Admittedly for some businesses the end of the transition period will have little immediate impact. However, those businesses may depend on suppliers or customers who will be affected, whilst other businesses may be facing a more dramatic change to their process model. So the question has to be; with transition negotiations ongoing how do you prepare for an unknown future, particularly when the present is all consuming?

Do what you do well

The answer quite simply is to identify what you do well and to focus on continuing to deliver that identified high-level of service to your customer base. Success in this does though require total engagement on the part of your people alongside a commitment to forward-thinking leadership. Individuals at all levels have to be prepared and enabled to step up and question counter-productive requirements. And customer outcomes have to be set at the heart of every decision and process.

If that sounds too hard let me put it another way; every time you’re asked to do something, take a couple of seconds to think about what impact it might have on customers. For example if someone has an urgent customer query to sort and they have suddenly been asked to prepare a one-off report, they should have the freedom to explain that the report will have to be postponed until the query has been solved. More importantly, as leaders you should accept and expect your people to take a more personal level of control in order to maintain customer focused outcomes.

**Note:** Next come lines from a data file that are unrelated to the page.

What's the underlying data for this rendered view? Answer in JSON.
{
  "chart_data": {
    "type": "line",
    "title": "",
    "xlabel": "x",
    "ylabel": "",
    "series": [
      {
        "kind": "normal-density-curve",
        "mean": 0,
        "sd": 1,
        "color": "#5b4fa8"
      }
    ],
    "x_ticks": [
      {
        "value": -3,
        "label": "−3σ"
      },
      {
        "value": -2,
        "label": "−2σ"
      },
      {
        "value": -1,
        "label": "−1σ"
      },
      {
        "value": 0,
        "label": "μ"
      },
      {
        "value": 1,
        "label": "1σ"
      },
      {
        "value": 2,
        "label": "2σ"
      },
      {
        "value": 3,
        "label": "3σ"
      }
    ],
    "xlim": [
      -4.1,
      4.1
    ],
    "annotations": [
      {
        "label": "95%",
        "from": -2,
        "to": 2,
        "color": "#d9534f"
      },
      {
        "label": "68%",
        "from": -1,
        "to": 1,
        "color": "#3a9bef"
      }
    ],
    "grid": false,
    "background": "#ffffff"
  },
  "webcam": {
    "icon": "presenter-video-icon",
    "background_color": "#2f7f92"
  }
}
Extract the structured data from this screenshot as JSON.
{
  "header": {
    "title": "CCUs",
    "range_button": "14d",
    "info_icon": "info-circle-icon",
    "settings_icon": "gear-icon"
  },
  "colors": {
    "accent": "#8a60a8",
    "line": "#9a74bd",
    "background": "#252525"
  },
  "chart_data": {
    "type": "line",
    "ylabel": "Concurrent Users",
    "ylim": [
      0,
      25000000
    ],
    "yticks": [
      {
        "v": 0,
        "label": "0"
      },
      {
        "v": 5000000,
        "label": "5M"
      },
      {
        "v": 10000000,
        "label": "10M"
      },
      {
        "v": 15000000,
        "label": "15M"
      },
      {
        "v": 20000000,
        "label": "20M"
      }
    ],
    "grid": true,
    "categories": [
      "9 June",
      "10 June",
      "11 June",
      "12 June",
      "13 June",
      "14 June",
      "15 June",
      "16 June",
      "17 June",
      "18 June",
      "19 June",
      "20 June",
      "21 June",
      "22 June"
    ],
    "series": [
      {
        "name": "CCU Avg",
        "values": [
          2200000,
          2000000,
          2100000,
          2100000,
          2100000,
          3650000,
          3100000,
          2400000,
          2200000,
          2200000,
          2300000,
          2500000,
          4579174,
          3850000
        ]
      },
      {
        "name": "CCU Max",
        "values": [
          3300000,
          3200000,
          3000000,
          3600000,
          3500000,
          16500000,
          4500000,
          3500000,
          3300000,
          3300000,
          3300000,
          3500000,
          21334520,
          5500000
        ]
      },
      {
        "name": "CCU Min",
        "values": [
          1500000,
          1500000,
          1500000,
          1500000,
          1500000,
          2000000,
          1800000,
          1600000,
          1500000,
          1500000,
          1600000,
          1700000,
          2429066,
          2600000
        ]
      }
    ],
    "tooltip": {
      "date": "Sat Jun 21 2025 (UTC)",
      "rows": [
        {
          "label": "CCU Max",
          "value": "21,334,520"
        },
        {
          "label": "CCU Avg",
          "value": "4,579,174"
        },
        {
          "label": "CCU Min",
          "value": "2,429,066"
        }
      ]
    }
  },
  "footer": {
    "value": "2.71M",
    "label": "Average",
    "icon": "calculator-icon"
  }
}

Now there will be times when that urgent report really does become urgent, or when a meeting simply can’t be postponed if transition preparations are to remain on track. That’s when good management skills such as personnel resourcing or effective meeting techniques come to the fore; helping people to deliver the future whilst not losing sight of day-to-day demands. The end of the Brexit transition period may be the elephant in the room but with leadership and customer focused engagement it’s an elephant that can be approached with equanimity.